Scikit-Learn's implementation can't handle non-numeric features. We can use one-hot encoding (dummy columns) to turn all our data into numbers.

In [None]:
# Example
df = pd.DataFrame({
    'Col1':['A','A','B','A'],
    'Col2':['X','Y','Y','Y']
})

df

In [None]:
pd.get_dummies(df)

In [None]:
X = pd.get_dummies(features)
X.head()

# Cross-Validation

![Bias-Variance-Trade-Off](https://miro.medium.com/max/771/1*cdvfzvpkJkUudDEryFtCnA.png)

![Cross-Validation-Gif](https://imada.sdu.dk/~marco/Teaching/AY2010-2011/DM825/animation.gif)

In [None]:
from sklearn.model_selection import cross_val_predict

def get_predictions_from_model(model, X, y):
    y_proba = cross_val_predict(model, X, y_true, cv=5, method='predict_proba')
    y_pred = y_proba[:,1]
    return y_pred
    
y_pred = get_predictions_from_model(model, X, y_true)

In [None]:
score_predictions(y_true, y_pred)

# What is the model doing?

In [None]:
from sklearn.tree import plot_tree

def visualize_model(model, X, y):
    model.fit(X, y)
    plt.figure(figsize=(50,10))
    
    plot_tree(model, filled=True, feature_names=X.columns, 
                  class_names=model.classes_.astype(str), 
                  proportion=True, impurity=False, rounded=True)
    
    plt.show()
    
visualize_model(model, X, y_true)

# Optimizing the Model

In [None]:

help(DecisionTreeClassifier)

In [None]:
model = DecisionTreeClassifier(max_depth=1, random_state=1)

y_pred = get_predictions_from_model(model, X, y_true)

score_predictions(y_true, y_pred)

# Other Models

In [None]:
from sklearn.linear_model import LogisticRegression
from sklearn.ensemble import RandomForestClassifier
from sklearn.neighbors import KNeighborsClassifier

model_lr = LogisticRegression()
model_rfc = RandomForestClassifier(n_estimators=100)
model_knn = KNeighborsClassifier()

In [None]:
# Experiment


# Explaining the Predictions Using SHAP

In [None]:
import shap
shap.initjs()

In [None]:
model = DecisionTreeClassifier(max_depth=5)
model.fit(X,y_true)

explainer = shap.TreeExplainer(model, data=X)
shap_values =  explainer.shap_values(X=X)[1]

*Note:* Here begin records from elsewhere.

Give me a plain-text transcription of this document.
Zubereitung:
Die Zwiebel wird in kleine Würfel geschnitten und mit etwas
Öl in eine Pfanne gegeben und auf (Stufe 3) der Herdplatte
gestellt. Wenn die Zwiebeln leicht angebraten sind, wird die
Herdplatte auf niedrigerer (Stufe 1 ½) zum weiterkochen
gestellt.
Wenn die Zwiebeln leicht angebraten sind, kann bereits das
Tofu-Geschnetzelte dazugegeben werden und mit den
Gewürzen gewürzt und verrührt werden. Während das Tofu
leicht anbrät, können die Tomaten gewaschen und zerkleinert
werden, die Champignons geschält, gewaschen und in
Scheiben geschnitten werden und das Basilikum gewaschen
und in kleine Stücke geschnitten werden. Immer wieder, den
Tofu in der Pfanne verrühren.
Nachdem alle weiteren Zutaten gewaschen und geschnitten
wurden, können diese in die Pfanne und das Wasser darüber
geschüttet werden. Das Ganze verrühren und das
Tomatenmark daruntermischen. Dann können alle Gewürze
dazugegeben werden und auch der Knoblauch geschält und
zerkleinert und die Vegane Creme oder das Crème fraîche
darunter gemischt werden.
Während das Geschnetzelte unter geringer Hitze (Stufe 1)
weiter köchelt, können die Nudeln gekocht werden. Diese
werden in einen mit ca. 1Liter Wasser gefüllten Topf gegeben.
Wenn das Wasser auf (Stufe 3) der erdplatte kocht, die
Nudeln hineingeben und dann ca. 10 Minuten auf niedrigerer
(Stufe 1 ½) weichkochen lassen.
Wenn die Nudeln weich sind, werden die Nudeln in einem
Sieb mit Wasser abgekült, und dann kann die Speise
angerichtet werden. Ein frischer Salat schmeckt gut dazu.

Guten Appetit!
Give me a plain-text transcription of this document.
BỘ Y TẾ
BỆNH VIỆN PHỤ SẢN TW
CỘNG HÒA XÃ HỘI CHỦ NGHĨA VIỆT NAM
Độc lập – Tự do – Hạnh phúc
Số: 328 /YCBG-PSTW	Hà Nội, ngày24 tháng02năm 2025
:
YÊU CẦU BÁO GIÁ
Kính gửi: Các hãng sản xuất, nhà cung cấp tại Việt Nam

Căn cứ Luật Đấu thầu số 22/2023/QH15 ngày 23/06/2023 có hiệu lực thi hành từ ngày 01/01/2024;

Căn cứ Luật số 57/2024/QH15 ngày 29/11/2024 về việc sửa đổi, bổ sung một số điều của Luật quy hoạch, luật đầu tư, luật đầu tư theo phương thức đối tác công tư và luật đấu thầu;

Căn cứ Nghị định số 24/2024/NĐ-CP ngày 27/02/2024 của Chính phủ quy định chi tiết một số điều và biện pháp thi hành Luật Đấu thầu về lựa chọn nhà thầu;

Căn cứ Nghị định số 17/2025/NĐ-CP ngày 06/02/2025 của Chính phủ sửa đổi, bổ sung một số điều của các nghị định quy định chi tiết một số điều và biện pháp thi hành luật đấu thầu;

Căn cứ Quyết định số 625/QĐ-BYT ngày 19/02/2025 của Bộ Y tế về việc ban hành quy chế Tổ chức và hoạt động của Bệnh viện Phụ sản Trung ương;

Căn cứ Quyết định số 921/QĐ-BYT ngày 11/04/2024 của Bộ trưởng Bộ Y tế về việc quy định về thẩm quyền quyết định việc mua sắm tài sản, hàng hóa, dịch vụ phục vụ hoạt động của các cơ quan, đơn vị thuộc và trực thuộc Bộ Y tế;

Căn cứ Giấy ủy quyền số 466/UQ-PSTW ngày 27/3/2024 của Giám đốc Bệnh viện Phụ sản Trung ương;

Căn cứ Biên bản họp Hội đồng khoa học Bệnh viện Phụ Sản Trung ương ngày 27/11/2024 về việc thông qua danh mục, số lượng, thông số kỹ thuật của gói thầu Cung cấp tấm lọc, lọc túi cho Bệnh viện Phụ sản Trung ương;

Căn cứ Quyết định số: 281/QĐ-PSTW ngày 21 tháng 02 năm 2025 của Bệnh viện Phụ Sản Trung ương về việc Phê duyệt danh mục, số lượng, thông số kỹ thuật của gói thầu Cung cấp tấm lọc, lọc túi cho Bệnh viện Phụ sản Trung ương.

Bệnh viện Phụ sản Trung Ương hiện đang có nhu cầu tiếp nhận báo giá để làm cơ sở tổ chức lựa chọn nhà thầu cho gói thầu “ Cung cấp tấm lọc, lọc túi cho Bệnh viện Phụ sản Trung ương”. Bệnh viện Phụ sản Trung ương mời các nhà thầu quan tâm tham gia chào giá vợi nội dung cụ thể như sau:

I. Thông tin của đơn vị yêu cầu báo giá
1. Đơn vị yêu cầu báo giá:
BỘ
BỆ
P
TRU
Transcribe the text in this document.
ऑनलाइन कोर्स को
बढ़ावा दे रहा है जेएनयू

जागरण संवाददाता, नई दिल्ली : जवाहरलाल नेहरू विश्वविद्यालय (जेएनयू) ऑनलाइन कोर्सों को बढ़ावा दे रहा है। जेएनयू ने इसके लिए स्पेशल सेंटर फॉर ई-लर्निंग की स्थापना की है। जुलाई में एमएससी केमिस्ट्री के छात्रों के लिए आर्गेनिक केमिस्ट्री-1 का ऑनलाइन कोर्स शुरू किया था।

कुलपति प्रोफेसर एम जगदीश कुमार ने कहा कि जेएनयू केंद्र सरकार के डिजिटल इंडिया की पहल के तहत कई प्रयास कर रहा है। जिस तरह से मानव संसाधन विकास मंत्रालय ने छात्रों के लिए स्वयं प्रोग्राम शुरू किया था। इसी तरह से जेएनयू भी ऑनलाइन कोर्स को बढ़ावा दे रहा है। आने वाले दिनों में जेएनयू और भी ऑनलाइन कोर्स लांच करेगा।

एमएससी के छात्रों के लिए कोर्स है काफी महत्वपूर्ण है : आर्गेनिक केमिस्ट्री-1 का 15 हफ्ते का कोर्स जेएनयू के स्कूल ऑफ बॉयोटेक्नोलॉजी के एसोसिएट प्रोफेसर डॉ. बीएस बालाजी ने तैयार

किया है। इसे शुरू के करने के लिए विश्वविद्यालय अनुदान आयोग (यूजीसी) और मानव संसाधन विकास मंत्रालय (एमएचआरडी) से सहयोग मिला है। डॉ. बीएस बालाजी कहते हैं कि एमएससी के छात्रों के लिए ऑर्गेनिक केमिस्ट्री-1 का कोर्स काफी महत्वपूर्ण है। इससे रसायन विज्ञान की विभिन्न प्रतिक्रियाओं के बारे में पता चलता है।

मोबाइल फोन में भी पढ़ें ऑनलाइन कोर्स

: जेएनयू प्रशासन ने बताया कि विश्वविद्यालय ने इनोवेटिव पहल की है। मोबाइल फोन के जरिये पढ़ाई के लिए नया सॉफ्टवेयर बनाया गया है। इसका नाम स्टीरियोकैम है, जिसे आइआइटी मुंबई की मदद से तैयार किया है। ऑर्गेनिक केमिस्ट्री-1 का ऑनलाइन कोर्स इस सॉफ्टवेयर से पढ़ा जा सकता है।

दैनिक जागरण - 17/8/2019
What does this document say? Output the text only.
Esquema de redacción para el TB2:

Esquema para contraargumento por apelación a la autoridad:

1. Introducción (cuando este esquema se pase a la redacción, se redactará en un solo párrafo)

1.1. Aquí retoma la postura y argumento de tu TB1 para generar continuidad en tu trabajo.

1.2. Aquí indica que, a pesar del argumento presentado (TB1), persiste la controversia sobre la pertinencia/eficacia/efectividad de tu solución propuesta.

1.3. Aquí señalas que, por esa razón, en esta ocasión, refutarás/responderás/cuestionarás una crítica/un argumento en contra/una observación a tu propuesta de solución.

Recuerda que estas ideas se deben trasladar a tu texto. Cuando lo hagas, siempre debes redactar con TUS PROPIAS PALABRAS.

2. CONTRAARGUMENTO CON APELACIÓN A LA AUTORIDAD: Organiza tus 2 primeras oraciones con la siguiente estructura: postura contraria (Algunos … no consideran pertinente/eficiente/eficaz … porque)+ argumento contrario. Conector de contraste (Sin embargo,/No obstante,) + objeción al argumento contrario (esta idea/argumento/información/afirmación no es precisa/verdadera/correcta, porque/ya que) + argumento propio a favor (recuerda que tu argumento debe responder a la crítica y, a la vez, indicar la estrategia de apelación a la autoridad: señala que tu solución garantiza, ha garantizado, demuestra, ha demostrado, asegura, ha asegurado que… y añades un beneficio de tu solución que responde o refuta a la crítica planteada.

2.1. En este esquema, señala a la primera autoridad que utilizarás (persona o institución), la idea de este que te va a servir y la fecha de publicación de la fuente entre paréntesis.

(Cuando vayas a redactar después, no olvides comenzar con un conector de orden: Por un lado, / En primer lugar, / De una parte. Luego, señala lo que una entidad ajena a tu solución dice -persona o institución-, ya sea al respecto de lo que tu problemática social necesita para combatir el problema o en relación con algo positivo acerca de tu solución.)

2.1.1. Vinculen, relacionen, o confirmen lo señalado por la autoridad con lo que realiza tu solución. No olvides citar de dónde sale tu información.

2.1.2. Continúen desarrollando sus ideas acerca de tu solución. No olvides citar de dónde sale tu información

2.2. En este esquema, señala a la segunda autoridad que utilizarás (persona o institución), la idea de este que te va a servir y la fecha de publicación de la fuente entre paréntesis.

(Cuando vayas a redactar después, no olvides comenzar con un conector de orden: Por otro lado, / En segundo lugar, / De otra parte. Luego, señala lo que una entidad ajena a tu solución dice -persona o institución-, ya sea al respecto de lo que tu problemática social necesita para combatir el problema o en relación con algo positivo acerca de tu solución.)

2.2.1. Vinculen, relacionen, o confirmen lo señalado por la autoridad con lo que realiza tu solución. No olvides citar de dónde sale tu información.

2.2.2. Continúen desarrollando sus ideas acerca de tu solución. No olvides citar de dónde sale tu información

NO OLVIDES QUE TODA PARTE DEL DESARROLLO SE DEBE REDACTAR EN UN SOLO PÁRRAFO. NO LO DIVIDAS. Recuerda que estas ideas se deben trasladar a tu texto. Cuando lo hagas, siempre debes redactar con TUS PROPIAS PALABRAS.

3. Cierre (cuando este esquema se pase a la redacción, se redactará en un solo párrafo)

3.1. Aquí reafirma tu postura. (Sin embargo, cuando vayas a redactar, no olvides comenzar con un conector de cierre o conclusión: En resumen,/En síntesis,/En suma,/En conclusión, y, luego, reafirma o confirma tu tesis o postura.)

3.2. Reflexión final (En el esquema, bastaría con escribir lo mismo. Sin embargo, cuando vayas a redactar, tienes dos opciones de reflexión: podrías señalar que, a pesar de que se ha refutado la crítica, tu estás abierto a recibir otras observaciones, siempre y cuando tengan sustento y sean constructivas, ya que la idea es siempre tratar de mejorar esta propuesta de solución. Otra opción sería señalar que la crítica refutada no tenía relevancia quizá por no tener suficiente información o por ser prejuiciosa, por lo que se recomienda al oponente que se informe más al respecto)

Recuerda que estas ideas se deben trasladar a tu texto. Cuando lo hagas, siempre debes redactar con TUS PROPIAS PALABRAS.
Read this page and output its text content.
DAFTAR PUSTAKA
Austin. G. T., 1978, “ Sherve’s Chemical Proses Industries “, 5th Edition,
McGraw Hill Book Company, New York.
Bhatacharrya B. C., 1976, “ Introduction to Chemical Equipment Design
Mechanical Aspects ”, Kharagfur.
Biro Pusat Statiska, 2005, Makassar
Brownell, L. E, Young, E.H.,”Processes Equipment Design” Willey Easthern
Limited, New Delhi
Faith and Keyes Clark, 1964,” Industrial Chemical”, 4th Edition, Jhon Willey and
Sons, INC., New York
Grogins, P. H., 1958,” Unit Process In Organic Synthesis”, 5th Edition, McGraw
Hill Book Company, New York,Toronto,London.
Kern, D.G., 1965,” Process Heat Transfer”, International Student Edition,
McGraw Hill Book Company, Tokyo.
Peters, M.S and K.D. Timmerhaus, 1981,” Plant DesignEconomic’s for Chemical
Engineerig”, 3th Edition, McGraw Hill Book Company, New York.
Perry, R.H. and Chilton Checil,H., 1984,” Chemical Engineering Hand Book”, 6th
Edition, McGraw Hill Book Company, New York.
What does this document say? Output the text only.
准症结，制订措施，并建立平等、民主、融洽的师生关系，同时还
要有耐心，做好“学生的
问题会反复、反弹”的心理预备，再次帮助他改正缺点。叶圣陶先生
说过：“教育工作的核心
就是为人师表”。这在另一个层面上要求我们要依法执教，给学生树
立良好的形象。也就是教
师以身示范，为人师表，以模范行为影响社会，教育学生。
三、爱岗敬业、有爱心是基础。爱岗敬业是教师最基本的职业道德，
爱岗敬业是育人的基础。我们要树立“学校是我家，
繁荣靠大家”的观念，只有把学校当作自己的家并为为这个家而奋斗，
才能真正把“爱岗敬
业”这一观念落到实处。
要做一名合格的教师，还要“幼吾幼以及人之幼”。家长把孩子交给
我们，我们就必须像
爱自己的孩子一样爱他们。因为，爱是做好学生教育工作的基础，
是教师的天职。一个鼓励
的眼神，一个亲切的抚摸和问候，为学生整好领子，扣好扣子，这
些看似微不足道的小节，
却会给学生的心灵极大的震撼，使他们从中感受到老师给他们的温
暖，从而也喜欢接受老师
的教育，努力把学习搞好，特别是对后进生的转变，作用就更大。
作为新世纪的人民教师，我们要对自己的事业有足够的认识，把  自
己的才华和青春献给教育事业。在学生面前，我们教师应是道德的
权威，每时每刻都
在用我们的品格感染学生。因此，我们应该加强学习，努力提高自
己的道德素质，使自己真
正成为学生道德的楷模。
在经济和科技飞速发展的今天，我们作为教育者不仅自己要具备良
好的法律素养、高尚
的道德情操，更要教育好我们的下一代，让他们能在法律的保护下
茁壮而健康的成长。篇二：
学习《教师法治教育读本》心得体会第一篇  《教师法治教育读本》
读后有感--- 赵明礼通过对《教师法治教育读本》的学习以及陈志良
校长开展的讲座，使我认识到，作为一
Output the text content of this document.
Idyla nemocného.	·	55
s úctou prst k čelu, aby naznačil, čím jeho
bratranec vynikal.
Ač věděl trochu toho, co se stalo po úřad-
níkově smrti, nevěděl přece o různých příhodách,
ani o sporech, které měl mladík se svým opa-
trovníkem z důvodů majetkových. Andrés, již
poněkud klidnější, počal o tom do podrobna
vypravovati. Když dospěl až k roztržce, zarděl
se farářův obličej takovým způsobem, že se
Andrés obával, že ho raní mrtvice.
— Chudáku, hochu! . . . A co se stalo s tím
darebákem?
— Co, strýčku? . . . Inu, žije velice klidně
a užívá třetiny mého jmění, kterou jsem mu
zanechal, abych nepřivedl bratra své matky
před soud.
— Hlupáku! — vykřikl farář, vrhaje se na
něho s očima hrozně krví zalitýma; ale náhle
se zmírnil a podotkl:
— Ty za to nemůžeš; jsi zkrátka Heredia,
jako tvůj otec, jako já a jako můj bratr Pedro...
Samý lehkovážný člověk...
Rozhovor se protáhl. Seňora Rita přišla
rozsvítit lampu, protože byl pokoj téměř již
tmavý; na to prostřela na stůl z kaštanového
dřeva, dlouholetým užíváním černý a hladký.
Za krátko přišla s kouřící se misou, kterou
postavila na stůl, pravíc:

def visualize_row_predictions(ix, shap_values=shap_values, features=X):
    return shap.force_plot(np.mean(shap_values), shap_values[ix,:], feature_names=X.columns, features=features.iloc[ix,:], link='logit')

In [None]:
visualize_row_predictions(2)

In [None]:
visualize_row_predictions(190)